Charles H.F. Davis III called Kirk’s killing a ‘solution’
A University of Michigan professor whose research has been funded by the Gates Foundation and Harvard University defended the assassination of Charlie Kirk, asserting the conservative activist spread hate speech and “should not be mourned or celebrated.”
Charles H.F. Davis III, who teaches at the University of Michigan’s Center for the Study of Higher and Postsecondary Education, called Kirk’s killing a “solution” to what he asserted are the “violent conditions and violent rhetoric spewed by empowered people that create them.”
“Charlie Kirk is not a martyr,” Davis wrote. Kirk, a 31-year-old husband and father of two, was assassinated while speaking at Utah Valley University on Wednesday during a nationwide campus tour for Kirk’s group, Turning Point USA.
According to Davis, he has received hundreds of thousands of dollars in research funding from the Gates Foundation, Lumina Foundation, Spencer Foundation, the National Academy of Education, and the University of Michigan’s National Center for Institutional Diversity.
A spokeswoman for the University of Michigan said the school does not take a position on Davis’s comments.
“In accordance with the university’s Institutional Neutrality policy, the university does not take positions on matters not directly connected to university governance.
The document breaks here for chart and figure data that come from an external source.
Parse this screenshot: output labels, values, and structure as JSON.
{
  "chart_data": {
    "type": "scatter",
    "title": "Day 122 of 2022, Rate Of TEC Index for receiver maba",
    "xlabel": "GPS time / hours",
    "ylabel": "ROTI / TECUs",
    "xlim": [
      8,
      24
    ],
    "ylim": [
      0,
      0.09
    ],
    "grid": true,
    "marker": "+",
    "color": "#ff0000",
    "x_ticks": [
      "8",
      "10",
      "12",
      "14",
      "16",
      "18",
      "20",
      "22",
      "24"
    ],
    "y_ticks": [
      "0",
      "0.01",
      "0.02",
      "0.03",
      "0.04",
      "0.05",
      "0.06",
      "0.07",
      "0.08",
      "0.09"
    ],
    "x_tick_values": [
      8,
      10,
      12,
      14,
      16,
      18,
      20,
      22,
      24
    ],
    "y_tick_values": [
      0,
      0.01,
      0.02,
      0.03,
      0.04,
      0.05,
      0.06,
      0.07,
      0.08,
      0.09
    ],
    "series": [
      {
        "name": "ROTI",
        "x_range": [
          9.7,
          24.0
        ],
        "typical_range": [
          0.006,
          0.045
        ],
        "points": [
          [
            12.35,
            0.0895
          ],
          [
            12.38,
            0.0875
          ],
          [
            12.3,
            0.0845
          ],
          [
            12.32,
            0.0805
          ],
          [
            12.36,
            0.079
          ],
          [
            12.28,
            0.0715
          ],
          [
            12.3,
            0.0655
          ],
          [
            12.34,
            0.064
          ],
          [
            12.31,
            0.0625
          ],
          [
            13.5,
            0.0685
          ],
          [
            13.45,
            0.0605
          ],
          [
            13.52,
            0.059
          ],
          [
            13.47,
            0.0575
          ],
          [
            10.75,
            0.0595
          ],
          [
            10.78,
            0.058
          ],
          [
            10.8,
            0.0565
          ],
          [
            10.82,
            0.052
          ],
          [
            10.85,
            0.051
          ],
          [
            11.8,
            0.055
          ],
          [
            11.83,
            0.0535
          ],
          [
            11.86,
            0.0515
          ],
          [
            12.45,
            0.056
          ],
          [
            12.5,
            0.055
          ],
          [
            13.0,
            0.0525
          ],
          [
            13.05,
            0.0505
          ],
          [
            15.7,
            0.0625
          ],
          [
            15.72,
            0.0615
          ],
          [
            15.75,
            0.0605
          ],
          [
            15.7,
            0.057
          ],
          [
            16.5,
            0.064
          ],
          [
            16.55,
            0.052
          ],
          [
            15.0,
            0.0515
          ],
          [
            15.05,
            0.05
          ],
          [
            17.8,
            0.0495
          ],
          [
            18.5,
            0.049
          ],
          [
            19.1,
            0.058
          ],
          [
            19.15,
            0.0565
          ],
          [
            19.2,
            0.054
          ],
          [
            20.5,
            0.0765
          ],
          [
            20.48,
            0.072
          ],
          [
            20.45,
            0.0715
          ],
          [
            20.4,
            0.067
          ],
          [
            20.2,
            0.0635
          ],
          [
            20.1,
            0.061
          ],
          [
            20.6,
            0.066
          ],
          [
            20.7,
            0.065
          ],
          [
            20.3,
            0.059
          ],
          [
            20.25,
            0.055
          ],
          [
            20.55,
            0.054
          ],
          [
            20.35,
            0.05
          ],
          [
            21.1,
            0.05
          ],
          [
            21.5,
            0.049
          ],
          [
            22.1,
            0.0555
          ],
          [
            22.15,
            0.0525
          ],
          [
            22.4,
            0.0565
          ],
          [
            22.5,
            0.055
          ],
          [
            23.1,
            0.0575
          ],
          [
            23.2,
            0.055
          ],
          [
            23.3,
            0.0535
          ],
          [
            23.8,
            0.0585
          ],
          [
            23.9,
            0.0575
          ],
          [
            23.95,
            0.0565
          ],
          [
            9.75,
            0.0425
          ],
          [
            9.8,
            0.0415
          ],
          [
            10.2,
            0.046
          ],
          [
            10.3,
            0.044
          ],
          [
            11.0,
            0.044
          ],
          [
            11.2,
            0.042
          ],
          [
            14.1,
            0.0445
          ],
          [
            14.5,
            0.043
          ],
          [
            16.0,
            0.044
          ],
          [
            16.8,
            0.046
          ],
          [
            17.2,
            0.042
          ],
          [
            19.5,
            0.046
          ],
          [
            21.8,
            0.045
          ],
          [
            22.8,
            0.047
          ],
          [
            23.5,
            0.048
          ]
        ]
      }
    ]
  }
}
Faculty members are free to speak and debate issues of the day; but, to be clear, those individual expressions do not represent the views of the university,” Kay Jarvis, the director of the university’s office of public affairs, told the Washington Free Beacon.
Davis, who teaches courses on “Anti-Racism” at the University of Michigan, has worked at the school since 2020. He founded the Campus Abolition Research Lab that same year to “disrupt and dismantle the carceral university” and create “police-free futures.” That initiative came under scrutiny in 2023 after two shootings and five sex crimes occurred at the school, the Free Beacon reported.
Davis received $473,000 from the Gates Foundation in 2022 for a research contract to explore “Improving Equity in Campus Racial and Socioeconomic Climate Through Institutional Transformation,” according to his academic resume. The Gates charity gave $20,000 to Davis in 2020 for a research paper entitled, “Assessing the Black Student Debt Crisis.”
He received $289,000 from Harvard University’s Center on the Developing Child in 2023 to research “diversity, equity, inclusion, and belonging” in the workplace.
The National Association for the Advancement of Colored People and the United Negro College Fund have also provided funding to Davis, who previously lectured at the University of Pennsylvania and the University of Southern California.
The Gates Foundation and Davis did not respond to requests for comment.
President Donald Trump called Kirk, a close ally, a “martyr for truth and freedom,” and ordered flags be flown at half-staff through Sunday.
While many Democrats condemned the shooting, some liberal politicians and media figures used the tragedy to call for more gun control and accuse Republicans of stoking political violence.
Illinois Gov. J.B. Pritzker (D.) expressed condolences for Kirk, but said Trump “often foments” political violence. Political operative Matthew Dowd appeared to blame Kirk for his own death in an MSNBC segment, stating, “Hateful thoughts lead to hateful words, which then lead to hateful actions.” MSNBC fired Dowd on Wednesday.